Whether you spend your Saturday frantically instagram-ing along to “The Internationale” with St Pauli’s socialist ultras, or grunting “E-E-EDL” into a plastic pint of Carling, you’ve decided to cross a line others might not: you’ve brought your politics to the match.
Growing up going to football, you get a sense of what goes and doesn’t among your fans. The usual sprinkling of nationalism aside, politics has never figured much in the stands at Luton games. Once a fairly Irish town, any loyalist or sectarian stuff usually got a pretty muted reaction, and I was always quietly pleased by that.
These days replacing the “IRA” with “No surrender to the Taliban” might get a few more to join in. Often the soundtrack to news reports of another pointless EDL march, it always gets a little cringe out of me.
Remember when you were little and didn’t really care what any of the songs meant? It was easier then wasn’t it?
The rubbish thing about football songs (and political protests) is that there is no way to explain the specifics of your unique opinion while singing from the hymn sheet of the mob. Of course most people wouldn’t want to ‘surrender to the Taliban’ but by joining in with the song for that moment you are united with the rest of the choir. One voice rings out.
That feeling of unity is one of the reasons we love going to football. But what if those words mean something else to some of the other people singing it? And what’s the next one going to be? And hold on, why the fuck are we thinking about the Taliban during a day on the booze at football anyway? I suppose there are lots of different answers to that question.
Bringing your politics to the football might work better if everyone there was sober. The more extreme might not be so brave and the weaker-willed might be less likely to follow without the morning in Wetherspoons under their belt.
I read that in the 80s some black Luton fans were known for starting monkey chants in the Luton end when our black players got on the ball to pre-empt, dilute and confuse the abuse that was sure to follow from the away fans - and also just for a laugh. Genius in a subversive way, but I’m sure others in the Luton end and on the pitch probably weren’t fully aware of the context.
In a stadium with 10,000 opinions any song that is sung or banner unfurled will only have its meaning twisted and misreported anyway; whether by the rest of crowd, the media or later on by some faceless internet twat on his rubbish self-important blog... so being political on a Saturday afternoon is a tricky act to pull off.
The camararderie of fans sticking together, especially when you're a long way from home, is one of the things that keeps supporters coming back week after week, year after year. So if you were to suddenly hear your brothers-in-arms voicing beliefs on the terraces that you spend the rest of the week condemning, what would you do?
The songs you sing do matter, at least a bit. I used to join in with every abusive ditty going in the name of football: one about Jimmy Davis’ driving being a particular low point.
During the World Cup I worked on a project in Namibia that used football to teach girls about HIV. While there I felt a little bit sick thinking about the charming “20 years of HIV, Elton John is history” B-side that had become a bit of a stalwart back home.
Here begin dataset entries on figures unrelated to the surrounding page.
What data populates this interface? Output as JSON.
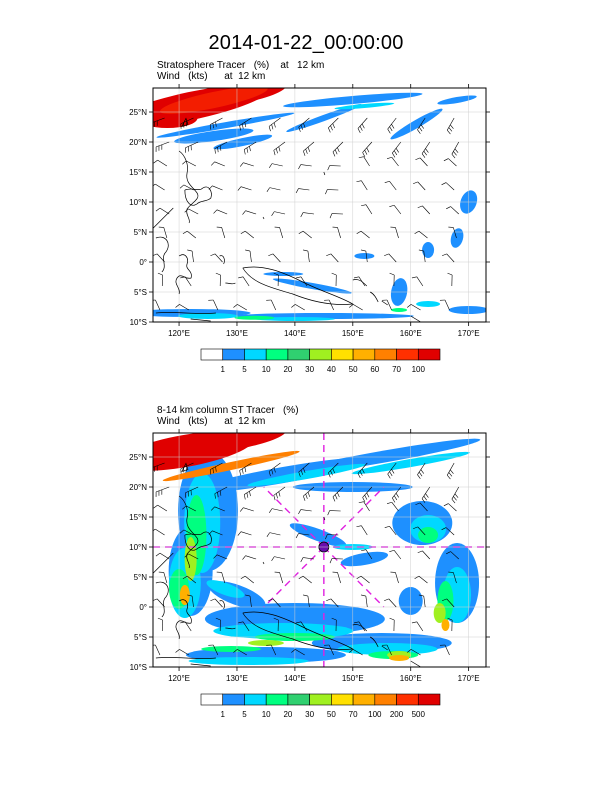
{
  "page": {
    "title": "2014-01-22_00:00:00"
  },
  "panels": [
    {
      "title_line1": "Stratosphere Tracer   (%)    at   12 km",
      "title_line2": "Wind   (kts)      at  12 km",
      "lat_labels": [
        "25°N",
        "20°N",
        "15°N",
        "10°N",
        "5°N",
        "0°",
        "5°S",
        "10°S"
      ],
      "lon_labels": [
        "120°E",
        "130°E",
        "140°E",
        "150°E",
        "160°E",
        "170°E"
      ],
      "colorbar": {
        "labels": [
          "1",
          "5",
          "10",
          "20",
          "30",
          "40",
          "50",
          "60",
          "70",
          "100"
        ],
        "colors": [
          "#ffffff",
          "#1e90ff",
          "#00d8ff",
          "#00ff80",
          "#30d070",
          "#a0f020",
          "#ffe000",
          "#ffb000",
          "#ff8000",
          "#ff3000",
          "#e00000"
        ]
      }
    },
    {
      "title_line1": "8-14 km column ST Tracer   (%)",
      "title_line2": "Wind   (kts)      at  12 km",
      "lat_labels": [
        "25°N",
        "20°N",
        "15°N",
        "10°N",
        "5°N",
        "0°",
        "5°S",
        "10°S"
      ],
      "lon_labels": [
        "120°E",
        "130°E",
        "140°E",
        "150°E",
        "160°E",
        "170°E"
      ],
      "colorbar": {
        "labels": [
          "1",
          "5",
          "10",
          "20",
          "30",
          "50",
          "70",
          "100",
          "200",
          "500"
        ],
        "colors": [
          "#ffffff",
          "#1e90ff",
          "#00d8ff",
          "#00ff80",
          "#30d070",
          "#a0f020",
          "#ffe000",
          "#ffb000",
          "#ff8000",
          "#ff3000",
          "#e00000"
        ]
      }
    }
  ]
}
Later when I heard it again in person part of me crumpled thinking of the reality of that picture, painted in the boozy breath above the Main Stand.
On a football terrace not everyone is going to hold the same beliefs, even if they talk in the same cockney farmer accent that you do. It’s a place where the rules and sensitivities of the working week no longer apply - we’d be worse off if they did and flouncing will get you nowhere.
Truth be told there is only one thing you can do at football if you hear a song that doesn’t represent you: start one that does. And make sure it’s loud.